Chief Tango sends us a link to the Washington Post in which Brigadier General Loretta Reynolds, the new female commander of Parris Island Marine Corps training center says she’s confident that women will be able to handle combat. As near as I can figure, the thing that will secure their success in that endeavor is pull ups. Pull ups get a mention three times in the article;
Minimum physical requirements for many hard-core combat jobs had never been established, and the effort to come up with them is still in under way, Reynolds pointed out.
“There’s a lot more work to do to figure it out,” the general said.
The Corps has proposed adapting its twice-yearly physical fitness test to require that women complete at least three chin-ups, a standard that men must currently meet. Data is being collected to see whether the standard is appropriate.
Yeah, three pull ups is the minimum standard – and if it’s appropriate for men, it’s appropriate for women. I had female cadets who came to Advanced Camp and couldn’t do one pull up and seven weeks later, they were doing ten, so the standard is appropriate if anyone has the guts to apply it. Not that doing pull ups are going to make you a natural born killer and help you carry a ruck up and down mountains. I trained the women to do pull ups at Advanced Camp because they were going to jump school where they had to do it to steer their parachutes.
Overseeing one company of female recruits and drill instructors, 1st Sgt. Rena Bruno says she commanded men during a deployment to Iraq.

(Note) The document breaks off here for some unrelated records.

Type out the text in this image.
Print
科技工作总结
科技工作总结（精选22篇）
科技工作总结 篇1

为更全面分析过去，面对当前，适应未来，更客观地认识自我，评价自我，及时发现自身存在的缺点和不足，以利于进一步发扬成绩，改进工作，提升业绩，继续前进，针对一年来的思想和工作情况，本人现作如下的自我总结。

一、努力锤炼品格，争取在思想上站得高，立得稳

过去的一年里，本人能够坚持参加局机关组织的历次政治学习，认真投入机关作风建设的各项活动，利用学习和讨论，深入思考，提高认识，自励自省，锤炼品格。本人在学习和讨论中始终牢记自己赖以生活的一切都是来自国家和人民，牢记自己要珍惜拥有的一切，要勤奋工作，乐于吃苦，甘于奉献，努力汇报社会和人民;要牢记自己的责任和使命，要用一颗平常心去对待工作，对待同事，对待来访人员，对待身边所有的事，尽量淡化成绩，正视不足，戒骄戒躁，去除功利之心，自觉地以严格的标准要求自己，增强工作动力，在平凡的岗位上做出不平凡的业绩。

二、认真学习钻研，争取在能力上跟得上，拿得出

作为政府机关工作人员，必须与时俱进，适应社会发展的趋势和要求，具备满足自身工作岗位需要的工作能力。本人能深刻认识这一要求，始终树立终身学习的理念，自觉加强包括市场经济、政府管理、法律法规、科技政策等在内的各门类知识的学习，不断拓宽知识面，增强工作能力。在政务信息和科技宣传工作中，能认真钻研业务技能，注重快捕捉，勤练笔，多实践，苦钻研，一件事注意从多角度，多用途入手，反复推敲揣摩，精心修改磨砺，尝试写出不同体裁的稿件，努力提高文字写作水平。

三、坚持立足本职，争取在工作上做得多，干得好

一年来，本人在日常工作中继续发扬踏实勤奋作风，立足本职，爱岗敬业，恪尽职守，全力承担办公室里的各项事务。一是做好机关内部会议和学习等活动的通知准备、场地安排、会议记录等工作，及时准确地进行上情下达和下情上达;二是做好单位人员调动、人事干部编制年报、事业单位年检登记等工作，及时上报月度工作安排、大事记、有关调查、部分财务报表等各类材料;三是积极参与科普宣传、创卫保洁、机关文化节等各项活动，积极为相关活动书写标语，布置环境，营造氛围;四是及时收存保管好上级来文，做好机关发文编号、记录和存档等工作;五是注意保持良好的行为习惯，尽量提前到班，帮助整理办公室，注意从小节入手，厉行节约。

The petite 110-pound veteran of 13-years in uniform said that as a logistics manager, she dealt with dangerous convoy duty and learned “to hold my pistol a little closer to my body.”
And can she do pull-ups?
“Guaranteed, I can get up on a pull bar and knock out eight, very easy for me,” she said.
Well, rat spit, there you go.
And even the 6-foot, fit and trim [Brigadier General Loretta] Reynolds, who played basketball at the Naval Academy and still goes on early morning runs with her recruits, is preparing for the proposed new standards.
“I’m not ashamed to tell you I can’t do a pull-up yet, but I’m working on it!” the 48-year-old Reynolds said with a laugh.
And as soon as she can, all women will be ready for combat. Or something.